Form 8-K
 
 
SECURITIES AND EXCHANGE COMMISSION
Washington, D. C. 20549
 
 
FORM 8-K
 
 
CURRENT REPORT
 
 
Pursuant to Section 13 or 15(d) of
the Securities Exchange Act of 1934
 
 
November 13, 2002
Date of Report (date of earliest event reported)
 
 
SYNOPSYS, INC.

(Exact name of Registrant as specified in charter)
 
 
Delaware
    
000-19807
    
56-1546236

(State or other jurisdiction of incorporation)
  
(Commission File Number)
  
(I. R. S. Employer Identification No. )
 
 
700 East Middlefield Road Mountain View, California 94043
(Address of principal executive offices)
 
 
Registrant’s telephone number, including area code: (650) 584-5000
 
 
N/A

(Former name or former address, if changed since last report)
 
 


 
Item 5.    Other Events
 
On November 13, 2002, Synopsys, Inc. entered into a settlement agreement by and among Synopsys, Cadence Design Systems, Inc., Avant! Corporation LLC and the individuals named in the litigation entitled Cadence Design Systems, Inc. et al. v. Avant! Corporation et al. pursuant to which Cadence, Avant! and such individuals agreed to dismiss all pending claims and counterclaims in such litigation and to release all claims they made or could have made in the litigation. Under the agreement, Cadence will be paid $265 million. In addition, under the settlement agreement, Cadence, Avant! and Synopsys, as the acquirer of Avant!, have granted each other reciprocal licenses covering the intellectual property at issue in the litigation.
 
The payment will be made by Illinois National Insurance Company, a subsidiary of the American International Group (AIG), insurer for Synopsys, under an insurance policy purchased by Synopsys upon the completion of its acquisition of Avant!. The terms of the policy, including the premium, are described in the Synopsys Report on Form 10-Q dated September 17, 2002.
 
As a result of the payment Synopsys will record expense in the fourth quarter of its fiscal year 2002 of approximately $240 million, which is equal to the contingently refundable portion of the insurance premium recorded as a long-term restricted asset on the Company’s balance sheet plus interest earned on the restricted asset.
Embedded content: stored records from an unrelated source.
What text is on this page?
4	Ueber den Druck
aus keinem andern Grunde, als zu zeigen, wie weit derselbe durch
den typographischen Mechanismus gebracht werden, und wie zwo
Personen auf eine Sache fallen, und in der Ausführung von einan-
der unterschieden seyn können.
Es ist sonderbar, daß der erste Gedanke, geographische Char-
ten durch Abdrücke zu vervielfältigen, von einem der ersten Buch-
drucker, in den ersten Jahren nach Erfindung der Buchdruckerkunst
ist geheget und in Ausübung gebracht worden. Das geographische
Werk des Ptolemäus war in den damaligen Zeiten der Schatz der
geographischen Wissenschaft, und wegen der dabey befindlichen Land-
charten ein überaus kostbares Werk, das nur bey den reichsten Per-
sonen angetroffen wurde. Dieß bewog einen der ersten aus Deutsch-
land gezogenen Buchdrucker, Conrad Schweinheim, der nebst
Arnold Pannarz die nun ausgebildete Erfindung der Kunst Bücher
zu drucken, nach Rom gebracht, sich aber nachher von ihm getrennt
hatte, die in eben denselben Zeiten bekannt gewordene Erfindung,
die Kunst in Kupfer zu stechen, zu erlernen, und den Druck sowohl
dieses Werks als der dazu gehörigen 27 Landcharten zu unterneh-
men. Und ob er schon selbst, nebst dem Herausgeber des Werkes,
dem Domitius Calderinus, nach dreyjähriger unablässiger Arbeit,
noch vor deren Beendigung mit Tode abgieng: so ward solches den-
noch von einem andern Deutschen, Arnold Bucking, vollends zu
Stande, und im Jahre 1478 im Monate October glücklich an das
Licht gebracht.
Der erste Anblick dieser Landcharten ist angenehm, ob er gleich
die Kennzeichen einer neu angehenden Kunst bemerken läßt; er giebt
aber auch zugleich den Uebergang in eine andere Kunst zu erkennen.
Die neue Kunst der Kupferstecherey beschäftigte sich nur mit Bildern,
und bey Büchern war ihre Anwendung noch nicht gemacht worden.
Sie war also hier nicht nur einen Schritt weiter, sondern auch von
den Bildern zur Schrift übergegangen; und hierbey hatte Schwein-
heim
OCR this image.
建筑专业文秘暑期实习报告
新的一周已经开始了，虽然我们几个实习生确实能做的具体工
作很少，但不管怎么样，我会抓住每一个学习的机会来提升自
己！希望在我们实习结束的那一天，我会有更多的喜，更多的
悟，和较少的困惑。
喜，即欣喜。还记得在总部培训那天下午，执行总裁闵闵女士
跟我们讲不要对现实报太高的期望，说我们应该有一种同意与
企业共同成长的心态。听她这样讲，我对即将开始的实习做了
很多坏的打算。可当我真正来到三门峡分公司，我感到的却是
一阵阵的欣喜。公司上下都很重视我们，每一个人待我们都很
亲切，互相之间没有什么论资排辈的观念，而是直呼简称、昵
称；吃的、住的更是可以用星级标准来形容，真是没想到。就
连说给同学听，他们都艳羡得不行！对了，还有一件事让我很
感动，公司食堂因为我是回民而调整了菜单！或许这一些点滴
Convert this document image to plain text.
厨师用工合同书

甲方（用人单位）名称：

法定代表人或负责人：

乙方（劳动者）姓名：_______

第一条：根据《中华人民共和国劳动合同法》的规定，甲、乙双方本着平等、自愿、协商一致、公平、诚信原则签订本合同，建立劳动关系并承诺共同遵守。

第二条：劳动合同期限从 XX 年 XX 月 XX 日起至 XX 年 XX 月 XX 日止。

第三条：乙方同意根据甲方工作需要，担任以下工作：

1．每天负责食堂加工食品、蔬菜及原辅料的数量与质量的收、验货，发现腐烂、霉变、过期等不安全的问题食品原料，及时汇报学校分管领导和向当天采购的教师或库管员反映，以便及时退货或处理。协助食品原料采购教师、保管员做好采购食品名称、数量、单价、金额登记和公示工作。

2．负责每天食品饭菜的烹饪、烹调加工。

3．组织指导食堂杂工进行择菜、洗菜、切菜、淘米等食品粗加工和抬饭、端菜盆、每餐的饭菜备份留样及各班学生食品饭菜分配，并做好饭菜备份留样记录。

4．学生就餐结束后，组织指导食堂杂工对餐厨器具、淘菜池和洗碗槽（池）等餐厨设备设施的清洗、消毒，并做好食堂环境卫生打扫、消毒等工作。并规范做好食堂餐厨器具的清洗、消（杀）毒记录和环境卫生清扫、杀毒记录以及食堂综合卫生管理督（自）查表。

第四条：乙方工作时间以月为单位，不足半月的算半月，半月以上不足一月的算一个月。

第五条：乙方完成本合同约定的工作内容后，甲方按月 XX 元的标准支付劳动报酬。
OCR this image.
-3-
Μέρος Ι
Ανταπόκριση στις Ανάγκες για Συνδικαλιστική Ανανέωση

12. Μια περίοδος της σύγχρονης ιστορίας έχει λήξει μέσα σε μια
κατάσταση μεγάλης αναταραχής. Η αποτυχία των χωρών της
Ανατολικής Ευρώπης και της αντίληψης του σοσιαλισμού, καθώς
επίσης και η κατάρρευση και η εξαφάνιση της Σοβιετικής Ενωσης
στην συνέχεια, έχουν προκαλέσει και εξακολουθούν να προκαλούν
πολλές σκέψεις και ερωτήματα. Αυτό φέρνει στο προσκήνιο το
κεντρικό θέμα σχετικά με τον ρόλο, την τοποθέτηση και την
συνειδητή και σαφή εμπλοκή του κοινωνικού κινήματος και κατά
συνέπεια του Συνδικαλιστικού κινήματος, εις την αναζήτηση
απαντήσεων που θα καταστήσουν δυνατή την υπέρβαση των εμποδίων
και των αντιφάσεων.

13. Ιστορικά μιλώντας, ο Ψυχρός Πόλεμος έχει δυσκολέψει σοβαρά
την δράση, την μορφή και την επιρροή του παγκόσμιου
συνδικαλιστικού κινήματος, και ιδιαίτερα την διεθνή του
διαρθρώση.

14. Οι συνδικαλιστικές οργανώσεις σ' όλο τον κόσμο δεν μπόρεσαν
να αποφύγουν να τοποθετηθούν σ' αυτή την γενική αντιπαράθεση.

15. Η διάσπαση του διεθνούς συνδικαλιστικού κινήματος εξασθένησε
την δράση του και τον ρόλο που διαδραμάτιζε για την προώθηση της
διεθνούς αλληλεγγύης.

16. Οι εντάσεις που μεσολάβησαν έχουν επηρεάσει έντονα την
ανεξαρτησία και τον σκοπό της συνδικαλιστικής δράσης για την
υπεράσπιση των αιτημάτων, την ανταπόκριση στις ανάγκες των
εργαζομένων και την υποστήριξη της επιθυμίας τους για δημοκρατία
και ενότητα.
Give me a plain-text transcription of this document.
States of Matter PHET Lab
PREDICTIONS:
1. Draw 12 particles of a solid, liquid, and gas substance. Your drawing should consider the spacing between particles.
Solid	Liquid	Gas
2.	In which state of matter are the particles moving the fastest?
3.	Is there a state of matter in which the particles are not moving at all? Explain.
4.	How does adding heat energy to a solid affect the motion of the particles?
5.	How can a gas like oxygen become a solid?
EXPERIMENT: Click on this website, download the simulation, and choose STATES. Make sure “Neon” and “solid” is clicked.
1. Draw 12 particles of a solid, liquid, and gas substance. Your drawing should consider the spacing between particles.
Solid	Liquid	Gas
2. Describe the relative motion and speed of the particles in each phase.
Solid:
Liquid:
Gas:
The expense and the reversal of the restricted asset will be reflected in the financial statements published with the Company’s results on December 4, 2002 and incorporated in the Company’s Report on Form 10-K for the year.
 
 
Item 7.    Financial Statements and Exhibits
 
 
(c)
 
Exhibits
 
 
10.1
 
Settlement Agreement and General Release by and among Cadence Design Systems, Inc., Joseph Costello, Avant! Corporation LLC, Gerald Hsu, Eric Cheng, Mitsuru Igusa and Synopsys, Inc. effective as of November 13, 2002.
 
 
99.1
 
Press release issued by Synopsys, Inc. and Cadence Design Systems, Inc. dated November 13, 2002.
 
 
99.2
 
Letter from counsel for Illinois National Insurance Company to Cadence Design Systems, Inc., Synopsys, Inc. and Illinois National Insurance Company dated November 13, 2002.
 
Pursuant to the requirements of the Securities Exchange Act of 1934, the Registrant has duly caused this report to be signed on its behalf by the undersigned hereunto duly authorized.
 
 
Date:    November 19, 2002
 
SYNOPSYS, INC.
       
/s/    STEVEN K. SHEVICK

       
Steven K. Shevick
Vice President and General Counsel

-2-


 
Exhibit Index
 
Exhibit Number

  
Exhibit Title

10.1
  
Settlement Agreement and General Release by and among Cadence Design Systems, Inc., Joseph Costello, Avant! Corporation LLC, Gerald Hsu, Eric Cheng, Mitsuru Igusa and Synopsys, Inc. effective as of November 13, 2002.
99.1
  
Press release issued by Synopsys, Inc. and Cadence Design Systems, Inc. dated November 13, 2002.
99.2
  
Letter from counsel for Illinois National Insurance Company to Cadence Design Systems, Inc., Synopsys, Inc. and Illinois National Insurance Company dated November 13, 2002.